Which mobile or desktop applications couldn't you live without?

LLVM and I'll build the rest.

"Make an app if it's better as an app. If you're not sure, then don't bother."

Actually, are apps even your "thing," or did you just kind of end up there?

Totally just ended up here. Not sure what my thing is. Maybe it's apps. But the world is going app crazy. Apps apps apps. Have a website? Not good enough! You need an app... I don't get it. I was too young to remember the .com bubble but I imagine it was like this. The whole thing is going to burn down the same way... in a good way. Like a forest fire that fertilizes the ground.

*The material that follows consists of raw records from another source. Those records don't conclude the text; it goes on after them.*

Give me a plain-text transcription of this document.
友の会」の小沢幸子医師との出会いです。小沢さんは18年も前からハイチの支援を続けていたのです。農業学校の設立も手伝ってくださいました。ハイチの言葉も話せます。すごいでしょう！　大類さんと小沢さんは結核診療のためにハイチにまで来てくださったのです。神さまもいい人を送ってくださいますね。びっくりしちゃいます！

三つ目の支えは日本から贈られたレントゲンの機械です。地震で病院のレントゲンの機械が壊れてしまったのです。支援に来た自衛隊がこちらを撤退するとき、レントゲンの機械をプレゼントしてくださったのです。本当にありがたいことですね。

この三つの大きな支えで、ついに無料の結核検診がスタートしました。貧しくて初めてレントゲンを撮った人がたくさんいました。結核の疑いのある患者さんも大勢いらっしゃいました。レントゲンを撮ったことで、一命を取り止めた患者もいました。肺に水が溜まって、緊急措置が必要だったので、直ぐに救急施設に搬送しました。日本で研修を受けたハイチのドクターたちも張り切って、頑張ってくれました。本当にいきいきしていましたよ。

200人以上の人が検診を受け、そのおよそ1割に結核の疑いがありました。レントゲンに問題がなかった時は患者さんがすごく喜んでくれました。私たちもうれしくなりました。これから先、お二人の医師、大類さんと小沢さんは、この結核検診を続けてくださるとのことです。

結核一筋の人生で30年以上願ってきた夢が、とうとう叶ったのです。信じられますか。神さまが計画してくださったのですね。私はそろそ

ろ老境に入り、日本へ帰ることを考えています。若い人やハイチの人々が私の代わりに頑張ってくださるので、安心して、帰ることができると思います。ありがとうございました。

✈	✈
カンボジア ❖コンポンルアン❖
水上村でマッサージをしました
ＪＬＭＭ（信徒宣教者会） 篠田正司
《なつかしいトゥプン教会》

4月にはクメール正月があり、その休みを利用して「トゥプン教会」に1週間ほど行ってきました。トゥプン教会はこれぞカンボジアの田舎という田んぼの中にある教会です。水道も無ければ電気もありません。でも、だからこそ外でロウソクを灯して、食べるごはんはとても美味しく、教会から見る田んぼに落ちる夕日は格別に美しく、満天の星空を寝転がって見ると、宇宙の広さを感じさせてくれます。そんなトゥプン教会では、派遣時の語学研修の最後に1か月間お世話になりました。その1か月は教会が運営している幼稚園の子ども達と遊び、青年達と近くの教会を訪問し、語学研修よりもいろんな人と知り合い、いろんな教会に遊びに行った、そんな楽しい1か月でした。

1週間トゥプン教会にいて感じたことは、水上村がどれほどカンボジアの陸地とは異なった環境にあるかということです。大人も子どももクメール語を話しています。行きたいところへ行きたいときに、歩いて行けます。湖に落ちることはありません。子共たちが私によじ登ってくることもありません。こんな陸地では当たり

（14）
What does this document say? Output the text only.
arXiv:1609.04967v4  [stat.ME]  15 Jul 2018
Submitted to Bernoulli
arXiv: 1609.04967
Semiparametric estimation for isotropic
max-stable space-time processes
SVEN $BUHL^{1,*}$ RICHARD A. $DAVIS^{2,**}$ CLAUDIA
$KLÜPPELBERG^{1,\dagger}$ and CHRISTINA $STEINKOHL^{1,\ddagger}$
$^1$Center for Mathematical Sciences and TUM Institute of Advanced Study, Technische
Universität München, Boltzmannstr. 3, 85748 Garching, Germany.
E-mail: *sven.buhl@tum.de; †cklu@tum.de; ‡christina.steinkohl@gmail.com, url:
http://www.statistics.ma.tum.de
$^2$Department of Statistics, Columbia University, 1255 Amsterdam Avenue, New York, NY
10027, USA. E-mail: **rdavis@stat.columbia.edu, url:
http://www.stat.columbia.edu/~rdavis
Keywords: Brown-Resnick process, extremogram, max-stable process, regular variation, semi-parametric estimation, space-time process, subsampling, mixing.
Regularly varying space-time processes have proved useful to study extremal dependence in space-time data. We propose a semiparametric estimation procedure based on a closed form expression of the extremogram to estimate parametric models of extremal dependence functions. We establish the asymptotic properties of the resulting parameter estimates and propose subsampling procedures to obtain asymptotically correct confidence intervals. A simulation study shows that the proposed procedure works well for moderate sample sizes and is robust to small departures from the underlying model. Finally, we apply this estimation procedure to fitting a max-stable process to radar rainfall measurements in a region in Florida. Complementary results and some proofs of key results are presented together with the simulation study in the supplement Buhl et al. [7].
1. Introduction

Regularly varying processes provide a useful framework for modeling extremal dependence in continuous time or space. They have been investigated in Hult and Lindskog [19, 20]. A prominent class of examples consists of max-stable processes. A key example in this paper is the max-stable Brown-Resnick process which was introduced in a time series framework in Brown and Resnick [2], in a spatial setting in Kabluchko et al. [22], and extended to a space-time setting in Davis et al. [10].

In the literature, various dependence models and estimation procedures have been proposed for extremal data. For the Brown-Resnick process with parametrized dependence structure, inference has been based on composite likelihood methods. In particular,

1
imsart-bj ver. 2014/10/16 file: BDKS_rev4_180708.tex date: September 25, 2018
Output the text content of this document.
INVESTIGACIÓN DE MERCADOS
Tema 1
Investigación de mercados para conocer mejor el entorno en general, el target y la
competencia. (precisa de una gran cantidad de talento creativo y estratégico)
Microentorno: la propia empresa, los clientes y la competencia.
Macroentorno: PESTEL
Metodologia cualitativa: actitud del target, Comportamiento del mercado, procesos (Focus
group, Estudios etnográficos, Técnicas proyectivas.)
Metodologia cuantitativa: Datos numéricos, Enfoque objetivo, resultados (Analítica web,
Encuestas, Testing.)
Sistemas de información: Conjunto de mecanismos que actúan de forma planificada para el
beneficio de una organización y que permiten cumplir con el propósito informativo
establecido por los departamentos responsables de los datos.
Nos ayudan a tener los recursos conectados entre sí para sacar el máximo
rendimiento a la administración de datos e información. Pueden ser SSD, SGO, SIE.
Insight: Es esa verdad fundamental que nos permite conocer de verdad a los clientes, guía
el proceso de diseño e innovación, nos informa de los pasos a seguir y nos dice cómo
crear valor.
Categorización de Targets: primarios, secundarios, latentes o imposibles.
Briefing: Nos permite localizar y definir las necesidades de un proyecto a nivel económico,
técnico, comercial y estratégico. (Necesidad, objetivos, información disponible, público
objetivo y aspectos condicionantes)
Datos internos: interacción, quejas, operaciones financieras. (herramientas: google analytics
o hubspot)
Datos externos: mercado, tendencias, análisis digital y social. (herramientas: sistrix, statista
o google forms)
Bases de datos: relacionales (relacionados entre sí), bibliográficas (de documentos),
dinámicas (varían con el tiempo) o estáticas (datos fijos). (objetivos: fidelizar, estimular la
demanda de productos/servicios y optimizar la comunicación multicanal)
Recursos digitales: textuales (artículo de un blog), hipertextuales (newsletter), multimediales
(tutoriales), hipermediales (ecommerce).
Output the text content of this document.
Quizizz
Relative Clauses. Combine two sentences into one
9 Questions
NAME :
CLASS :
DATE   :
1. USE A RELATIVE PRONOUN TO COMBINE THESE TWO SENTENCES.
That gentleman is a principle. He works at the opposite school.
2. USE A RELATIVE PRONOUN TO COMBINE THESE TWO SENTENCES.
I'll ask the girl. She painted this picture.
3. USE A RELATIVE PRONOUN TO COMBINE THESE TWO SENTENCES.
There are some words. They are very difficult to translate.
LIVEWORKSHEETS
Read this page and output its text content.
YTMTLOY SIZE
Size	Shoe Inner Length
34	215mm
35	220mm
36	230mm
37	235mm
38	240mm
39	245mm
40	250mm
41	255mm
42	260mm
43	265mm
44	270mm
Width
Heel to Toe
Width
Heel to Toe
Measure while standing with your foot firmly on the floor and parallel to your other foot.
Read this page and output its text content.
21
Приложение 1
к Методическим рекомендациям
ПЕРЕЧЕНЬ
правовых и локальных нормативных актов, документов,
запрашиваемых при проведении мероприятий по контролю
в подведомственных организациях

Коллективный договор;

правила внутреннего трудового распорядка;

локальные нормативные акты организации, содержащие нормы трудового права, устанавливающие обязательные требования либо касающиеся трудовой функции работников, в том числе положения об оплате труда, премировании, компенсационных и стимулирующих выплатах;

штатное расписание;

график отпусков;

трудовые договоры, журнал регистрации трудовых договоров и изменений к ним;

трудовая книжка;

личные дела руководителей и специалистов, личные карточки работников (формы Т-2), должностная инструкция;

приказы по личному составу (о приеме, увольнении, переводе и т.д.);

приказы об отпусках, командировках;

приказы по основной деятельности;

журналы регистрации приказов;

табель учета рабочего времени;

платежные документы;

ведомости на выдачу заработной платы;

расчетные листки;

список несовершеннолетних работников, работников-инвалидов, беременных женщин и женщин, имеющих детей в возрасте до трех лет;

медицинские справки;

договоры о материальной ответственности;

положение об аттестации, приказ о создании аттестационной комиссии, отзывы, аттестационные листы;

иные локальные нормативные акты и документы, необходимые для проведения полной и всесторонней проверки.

Anyway, I say make an app if it's better as an app. If you're not sure, then don't bother. The folks working on WebKit are more talented than the average app developer. Just embrace the constraints of web technology — don't make your site act like an app. Or chop down a tree with a herring. You'd think that was obvious.

What was the last time you were really stunned by a development in technology (e.g. launching Spotify for the first time, using the original iPhone, seeing sports in HD)?

DARPA/Google self driving car. That would change my life.

What is your first memory of the internet?

I was pretty young, but I remember getting CompuServe disks in the mail and putting them in the computer even though we didn't have a modem. My dad would stare at me, probably amused. It never connected.

Is there any reason that you keep a pretty low profile online (on Twitter, etc)?

Not intentionally. I think if everyone tweeted less the overall quality would improve, so maybe I'm trying to compensate for the rest of the universe. Then again my last three tweets were poop related.

What are you planning to talk about at the One More Thing conference coming up in May? What importance does Steve Jobs have to you?

1. Not positive yet. I'm not good at making words come out of my mouth in the right order. So it should be interesting. But I'm doing the mini-conf, which is smaller and more intimate, hopefully we can just talk as a group. Maybe I'll talk about the other 80% of app development... the stuff you have to do after you finish programming. I'll probably just share pieces of my story. I don't want to think too hard about it because I fear I may overgeneralize. I've only been around this merry-go-round once, so I only have one data point. If I share that others may be able to connect the dots.

2. I can't put my finger on it. There's something there but I can't describe it.